So the other week I was told at a meeting with my DES provider that I had to ring Centrelink to arrange an interview so that I could be assessed.
The reason for this is for Centrelink to determine whether I will benefit from having my employment assistance extended by a further 6 months.
I am currently suspended from receiving any DES service provider help until I see this employment service assessor.
This is all because I am a volunteer (not something which I asked for I hasten to add but something that was added to my records by Centrelink).
Being a voluntary participant means that I do not have compulsory participation requirements, and have only voluntary activities in my Job Plan.
Again let it be noted that I didn’t ask for this, this was put in by Centrelink and I suspect that it is because I receive the DSP (disability support pension) fortnightly from Centrelink.
This process which I wasn’t told at the time but which I later found out via a text message can only be done by an employment service assessor at Centrelink.
The outcome (remember the text message?) will determine whether they grant me an extension or refer me to another provider or recommend no further service.
I then spent the following week on the phone being transferred to various departments whilst being forced to listen to loud classical music (Why?
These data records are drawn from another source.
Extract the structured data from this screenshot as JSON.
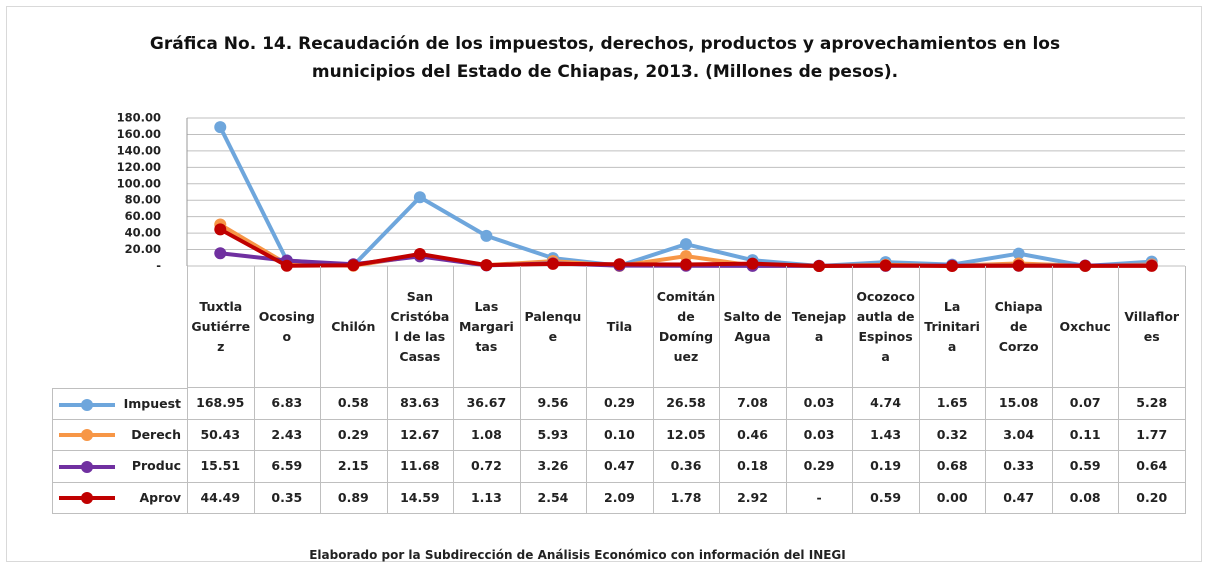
{
  "chart_data": {
    "type": "line",
    "title": [
      "Gráfica No. 14. Recaudación de los impuestos, derechos, productos y aprovechamientos en los",
      "municipios del Estado de Chiapas, 2013. (Millones de pesos)."
    ],
    "categories": [
      "Tuxtla Gutiérrez",
      "Ocosingo",
      "Chilón",
      "San Cristóbal de las Casas",
      "Las Margaritas",
      "Palenque",
      "Tila",
      "Comitán de Domínguez",
      "Salto de Agua",
      "Tenejapa",
      "Ocozocoautla de Espinosa",
      "La Trinitaria",
      "Chiapa de Corzo",
      "Oxchuc",
      "Villaflores"
    ],
    "series": [
      {
        "name": "Impuest",
        "color": "#6ea6dc",
        "values": [
          168.95,
          6.83,
          0.58,
          83.63,
          36.67,
          9.56,
          0.29,
          26.58,
          7.08,
          0.03,
          4.74,
          1.65,
          15.08,
          0.07,
          5.28
        ],
        "value_labels": [
          "168.95",
          "6.83",
          "0.58",
          "83.63",
          "36.67",
          "9.56",
          "0.29",
          "26.58",
          "7.08",
          "0.03",
          "4.74",
          "1.65",
          "15.08",
          "0.07",
          "5.28"
        ]
      },
      {
        "name": "Derech",
        "color": "#f79646",
        "values": [
          50.43,
          2.43,
          0.29,
          12.67,
          1.08,
          5.93,
          0.1,
          12.05,
          0.46,
          0.03,
          1.43,
          0.32,
          3.04,
          0.11,
          1.77
        ],
        "value_labels": [
          "50.43",
          "2.43",
          "0.29",
          "12.67",
          "1.08",
          "5.93",
          "0.10",
          "12.05",
          "0.46",
          "0.03",
          "1.43",
          "0.32",
          "3.04",
          "0.11",
          "1.77"
        ]
      },
      {
        "name": "Produc",
        "color": "#7030a0",
        "values": [
          15.51,
          6.59,
          2.15,
          11.68,
          0.72,
          3.26,
          0.47,
          0.36,
          0.18,
          0.29,
          0.19,
          0.68,
          0.33,
          0.59,
          0.64
        ],
        "value_labels": [
          "15.51",
          "6.59",
          "2.15",
          "11.68",
          "0.72",
          "3.26",
          "0.47",
          "0.36",
          "0.18",
          "0.29",
          "0.19",
          "0.68",
          "0.33",
          "0.59",
          "0.64"
        ]
      },
      {
        "name": "Aprov",
        "color": "#c00000",
        "values": [
          44.49,
          0.35,
          0.89,
          14.59,
          1.13,
          2.54,
          2.09,
          1.78,
          2.92,
          0,
          0.59,
          0,
          0.47,
          0.08,
          0.2
        ],
        "value_labels": [
          "44.49",
          "0.35",
          "0.89",
          "14.59",
          "1.13",
          "2.54",
          "2.09",
          "1.78",
          "2.92",
          "-",
          "0.59",
          "0.00",
          "0.47",
          "0.08",
          "0.20"
        ]
      }
    ],
    "ylim": [
      0,
      180
    ],
    "yticks": [
      {
        "value": 0,
        "label": "-"
      },
      {
        "value": 20,
        "label": "20.00"
      },
      {
        "value": 40,
        "label": "40.00"
      },
      {
        "value": 60,
        "label": "60.00"
      },
      {
        "value": 80,
        "label": "80.00"
      },
      {
        "value": 100,
        "label": "100.00"
      },
      {
        "value": 120,
        "label": "120.00"
      },
      {
        "value": 140,
        "label": "140.00"
      },
      {
        "value": 160,
        "label": "160.00"
      },
      {
        "value": 180,
        "label": "180.00"
      }
    ],
    "grid": true,
    "source": "Elaborado por la Subdirección de Análisis Económico con información del INEGI"
  }
}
Who made that decision?)
Anyway after a week of phoning, being put on hold, being transferred, and in some cases being hung up on I gave up.
Cut to Monday the 5th November at 12.33 PM AWST.
I sent a text message to the operations manager who oversees the employment consultants.
Here is a copy of my text message.
Now imagine the full internal Autistic screams of pure rage.
They weren’t the ones who messed me about, it was you *Frank* (not his real name) and your orgainsation.
You see this information contained in this text message was not conveyed to me during my meeting with my job consultant.
I was told that it was down to me to ring Centrelink and that I had to make the booking to see the employment service assessor which to me sounds like a secret underground coven where you have to know a password, a secret handshake and knock on a wooden door in a certain way before it’s opened by unseen hands.
So you can only imagine my inner anger raising when I was informed that my job agency were the ones who had to do the initial review.
However I was told that it was down to me to complete over the phone via Centrelink by my DES job agency but which now turns out to be false.
YES, let that sink in.
So my week that I spent ringing Centrelink was a complete waste of my time because all along *Frank could have performed this assessment from his end and coincidentally they were also able to book me an appointment with the mysterious employment service assessor at Centrelink.
Internal Autistic rage mixed with a barrage of swear words is what happened next.
So here’s the thing why am I putting myself through this?
Why am I constantly being let down and misinformed by DES providers?
What actual assistance have they actually given to me?
None of the four that I have been with in the past 18 months have had any success.
So does that signal that I am unemployable?
Why do I even bother attending these meetings, when nothing comes from it?
Why do DES providers exist when they can’t do the one thing that the government pays them to do which is to find me a job?
If I am unemployable, then what’s the point in seeking work?
What’s the point of being job ready and actually wanting to find employment and contribute to society (yes it’s a cliché statement but it’s the truth) when I am continually made to feel that I am not even worthy of being with my current provider (an Autism employment agency).
The very reason that I selected them was because they are an Autistic employment agency.
If they can’t help me then who can?
And look this isn’t some poor me, pity post.
It’s a post highlighting the fact that if an Autistic employment agency can’t find me work then what’s the point?
Why do I even bother signing into Seek or Indeed and searching for work?
If they don’t want me then who does?
I’ll let you know the outcome after the 15th of this month.